Miss Lasker colored up and looked pleased. 'I'm sure you'll be a fine teacher,' Reggie told her, and signaled the headmaster with his eyes that it was time for the boys to receive their prizes. One more lot, and then I can sit down. . . .

Michael Stone stepped forward and announced the winners. Mathematics Prize, History Prize, Geography Prize—why weren't the girls given challenges like that?—Latin Prize, Best Recitation, and Best Essay on the subject of Patriotism.

The recitation, unmercifully, was 'The Charge of the Light Brigade.' Reggie tried not to listen. It called up too many memories of similar idiotic charges he had seen from the relative safety of his aeroplane—yet another suicidal dash 'over the top' straight into the machine guns. He kept his face fixed in what—he hoped—was a vaguely pleasant expression and wondered what idiot had encouraged the boy to memorize this particular piece at this particular time.

He expected much the same out of the Grimsley boy's essay— But got a shock. It read like the poetry of Wilfrid Owens, or at least, a very, very young Wilfred Owens, one who hadn't yet seen the slaughtering grounds with his own eyes, but knew very well they were there, and knew that their leaders were idiots, and while questioning the sanity of it all, did not question that doing one's duty was the right and proper thing to do.

Oh, it wasn't laid out so skillfully as all that, and there was still more than a veneer of the youthful idealism that sent those first boys to their deaths in 1914, thinking it was a glorious thing to fall in battle. But still, the bones of intelligent questioning were there—and it astonished him.

So much so that the headmaster caught sight of his startled expression and leaned over to whisper, 'Jimmy is the only boy left in his family. Father, both brothers, three uncles and all his male cousins. He'd like to go to university in two years, but—' Stone shrugged. 'Whether he can get a place, I don't know.'

'You just get him ready for the entrance examinations,' Reggie said, fiercely. 'I'll see that he gets there.' He hadn't even known that he was going to say such a thing until after the words were out of his mouth, but he was glad that he had done so a moment later as he caught the look of astonishment, followed by gratitude, on Michael Stone's face.
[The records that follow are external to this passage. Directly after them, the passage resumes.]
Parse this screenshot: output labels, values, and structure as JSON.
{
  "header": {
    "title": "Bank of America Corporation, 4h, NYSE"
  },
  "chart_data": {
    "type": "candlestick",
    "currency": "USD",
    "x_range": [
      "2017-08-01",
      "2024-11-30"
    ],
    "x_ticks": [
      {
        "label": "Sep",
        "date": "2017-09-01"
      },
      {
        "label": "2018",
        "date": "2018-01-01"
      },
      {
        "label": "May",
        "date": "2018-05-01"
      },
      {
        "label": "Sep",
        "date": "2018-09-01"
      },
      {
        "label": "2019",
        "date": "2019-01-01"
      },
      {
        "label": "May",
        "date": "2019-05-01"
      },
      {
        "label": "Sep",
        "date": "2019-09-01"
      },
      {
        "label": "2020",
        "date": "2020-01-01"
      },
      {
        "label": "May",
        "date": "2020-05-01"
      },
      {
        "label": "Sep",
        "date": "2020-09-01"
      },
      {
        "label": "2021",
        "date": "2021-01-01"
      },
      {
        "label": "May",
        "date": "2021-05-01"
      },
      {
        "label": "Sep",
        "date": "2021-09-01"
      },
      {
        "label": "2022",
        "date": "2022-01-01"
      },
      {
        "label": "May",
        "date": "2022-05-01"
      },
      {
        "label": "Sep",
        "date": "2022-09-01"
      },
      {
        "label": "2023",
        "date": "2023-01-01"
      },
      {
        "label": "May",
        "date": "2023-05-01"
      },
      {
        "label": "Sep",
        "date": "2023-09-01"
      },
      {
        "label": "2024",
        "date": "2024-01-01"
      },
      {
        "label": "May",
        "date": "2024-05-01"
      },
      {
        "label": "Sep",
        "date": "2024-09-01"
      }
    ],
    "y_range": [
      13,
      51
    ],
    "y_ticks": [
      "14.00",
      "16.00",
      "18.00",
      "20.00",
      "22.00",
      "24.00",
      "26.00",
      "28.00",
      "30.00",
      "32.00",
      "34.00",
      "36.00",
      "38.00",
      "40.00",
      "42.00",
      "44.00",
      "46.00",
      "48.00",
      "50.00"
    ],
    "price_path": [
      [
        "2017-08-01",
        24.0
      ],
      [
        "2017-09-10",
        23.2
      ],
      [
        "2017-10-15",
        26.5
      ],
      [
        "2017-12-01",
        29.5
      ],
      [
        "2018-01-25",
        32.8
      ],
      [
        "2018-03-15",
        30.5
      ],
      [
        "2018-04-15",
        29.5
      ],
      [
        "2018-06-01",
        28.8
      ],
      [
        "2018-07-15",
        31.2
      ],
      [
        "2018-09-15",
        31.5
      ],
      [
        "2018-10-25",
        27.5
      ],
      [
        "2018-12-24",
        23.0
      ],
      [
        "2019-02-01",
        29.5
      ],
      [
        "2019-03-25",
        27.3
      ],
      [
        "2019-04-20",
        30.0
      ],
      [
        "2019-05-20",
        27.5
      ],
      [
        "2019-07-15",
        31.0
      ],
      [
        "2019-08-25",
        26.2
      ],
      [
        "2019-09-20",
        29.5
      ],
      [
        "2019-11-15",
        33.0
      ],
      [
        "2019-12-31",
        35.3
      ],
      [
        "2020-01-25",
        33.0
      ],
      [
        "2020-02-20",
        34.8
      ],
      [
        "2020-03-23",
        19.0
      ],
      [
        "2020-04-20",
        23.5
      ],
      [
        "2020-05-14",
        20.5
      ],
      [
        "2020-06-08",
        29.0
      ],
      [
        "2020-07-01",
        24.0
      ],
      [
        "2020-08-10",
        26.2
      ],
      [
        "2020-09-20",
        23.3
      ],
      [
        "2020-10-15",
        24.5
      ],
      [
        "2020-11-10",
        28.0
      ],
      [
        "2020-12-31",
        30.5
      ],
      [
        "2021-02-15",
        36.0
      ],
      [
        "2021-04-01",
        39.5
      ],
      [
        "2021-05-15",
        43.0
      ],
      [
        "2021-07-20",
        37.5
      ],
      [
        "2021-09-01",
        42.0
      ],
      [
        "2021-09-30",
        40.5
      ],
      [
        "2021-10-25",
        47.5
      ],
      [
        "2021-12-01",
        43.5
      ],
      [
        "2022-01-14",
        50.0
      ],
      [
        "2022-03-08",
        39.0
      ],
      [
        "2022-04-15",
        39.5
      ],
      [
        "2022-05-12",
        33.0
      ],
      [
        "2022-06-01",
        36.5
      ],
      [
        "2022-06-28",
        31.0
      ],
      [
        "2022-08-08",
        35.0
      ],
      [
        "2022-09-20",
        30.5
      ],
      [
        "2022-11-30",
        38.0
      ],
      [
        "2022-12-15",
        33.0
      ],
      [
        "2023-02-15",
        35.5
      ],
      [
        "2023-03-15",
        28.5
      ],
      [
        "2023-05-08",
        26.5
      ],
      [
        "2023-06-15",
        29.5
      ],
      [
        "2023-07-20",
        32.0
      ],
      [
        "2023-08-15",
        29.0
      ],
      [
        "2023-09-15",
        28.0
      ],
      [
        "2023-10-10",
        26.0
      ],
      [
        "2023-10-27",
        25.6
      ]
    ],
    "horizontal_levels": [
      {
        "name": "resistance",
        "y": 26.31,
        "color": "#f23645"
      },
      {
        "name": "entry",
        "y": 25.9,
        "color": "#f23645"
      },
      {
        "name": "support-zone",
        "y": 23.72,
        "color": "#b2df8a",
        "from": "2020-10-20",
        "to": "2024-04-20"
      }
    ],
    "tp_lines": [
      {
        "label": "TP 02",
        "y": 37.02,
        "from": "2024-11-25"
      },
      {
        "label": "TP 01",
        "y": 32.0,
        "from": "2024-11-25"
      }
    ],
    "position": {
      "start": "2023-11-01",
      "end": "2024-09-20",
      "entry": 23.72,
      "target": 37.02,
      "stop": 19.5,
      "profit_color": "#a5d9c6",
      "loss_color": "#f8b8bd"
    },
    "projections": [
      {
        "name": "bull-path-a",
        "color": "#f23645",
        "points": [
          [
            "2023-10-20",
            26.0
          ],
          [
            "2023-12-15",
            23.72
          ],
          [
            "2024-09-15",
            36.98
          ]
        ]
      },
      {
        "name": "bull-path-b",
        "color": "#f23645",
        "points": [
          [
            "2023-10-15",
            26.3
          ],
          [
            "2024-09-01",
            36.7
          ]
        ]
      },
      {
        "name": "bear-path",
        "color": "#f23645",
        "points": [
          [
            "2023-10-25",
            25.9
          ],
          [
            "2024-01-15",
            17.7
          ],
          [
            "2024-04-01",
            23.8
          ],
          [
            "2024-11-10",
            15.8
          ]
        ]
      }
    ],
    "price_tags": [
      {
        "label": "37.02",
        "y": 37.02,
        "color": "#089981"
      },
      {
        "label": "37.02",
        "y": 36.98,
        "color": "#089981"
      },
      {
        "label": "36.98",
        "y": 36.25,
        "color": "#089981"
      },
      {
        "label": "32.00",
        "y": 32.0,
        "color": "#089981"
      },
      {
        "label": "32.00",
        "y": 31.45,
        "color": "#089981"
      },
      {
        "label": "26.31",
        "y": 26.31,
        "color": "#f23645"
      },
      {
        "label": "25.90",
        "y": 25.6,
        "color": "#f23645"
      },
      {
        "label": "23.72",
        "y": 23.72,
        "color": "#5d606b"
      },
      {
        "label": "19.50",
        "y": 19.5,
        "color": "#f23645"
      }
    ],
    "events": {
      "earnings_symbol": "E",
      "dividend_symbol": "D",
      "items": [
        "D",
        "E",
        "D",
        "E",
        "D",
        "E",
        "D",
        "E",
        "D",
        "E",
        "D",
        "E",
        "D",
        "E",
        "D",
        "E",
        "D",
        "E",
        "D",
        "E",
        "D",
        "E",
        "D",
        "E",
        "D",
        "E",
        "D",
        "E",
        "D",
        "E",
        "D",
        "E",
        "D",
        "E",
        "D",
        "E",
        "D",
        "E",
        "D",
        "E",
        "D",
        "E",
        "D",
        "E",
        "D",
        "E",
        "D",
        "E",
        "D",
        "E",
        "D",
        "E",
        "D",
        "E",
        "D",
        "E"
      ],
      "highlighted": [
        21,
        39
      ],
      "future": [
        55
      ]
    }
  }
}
He nodded to confirm the pledge, then returned his attention to the boy feeling a kind of proprietary determination. Too many of the bright intellectual lights of his generation had been put out already. He would, by heaven, save this one, at least.

After the prizes came the highlight of the day—what one little fellow joyfully called 'A proper tea at last!' with jam buns, currant scones, and iced biscuits, ice creams, honey and more jam for the proper sandwiches, all the sweet things that children craved. And if they could not, as they had in days gone by, eat sweet things until they were sick, well perhaps that wasn't so bad a thing. There was just enough of the rationed sugar to make sure every child got enough to feel properly rewarded—to fill them up, they had to make do with slightly more wholesome fare. The adults did have to make do with what they could purchase at the church fair stalls; this was, after all, the school treat. Every child also got one of the finest crackers obtainable, with little prizes inside like pennywhistles, so that they all went home with at least a bag of nuts from the button hunt and a cracker prize in their pockets, along with the memory of a day stuffed full of fun without the shadow of war on it. After tea, the wagons arrived to carry them back down to the village again; the adults lingered until the church fair officially closed.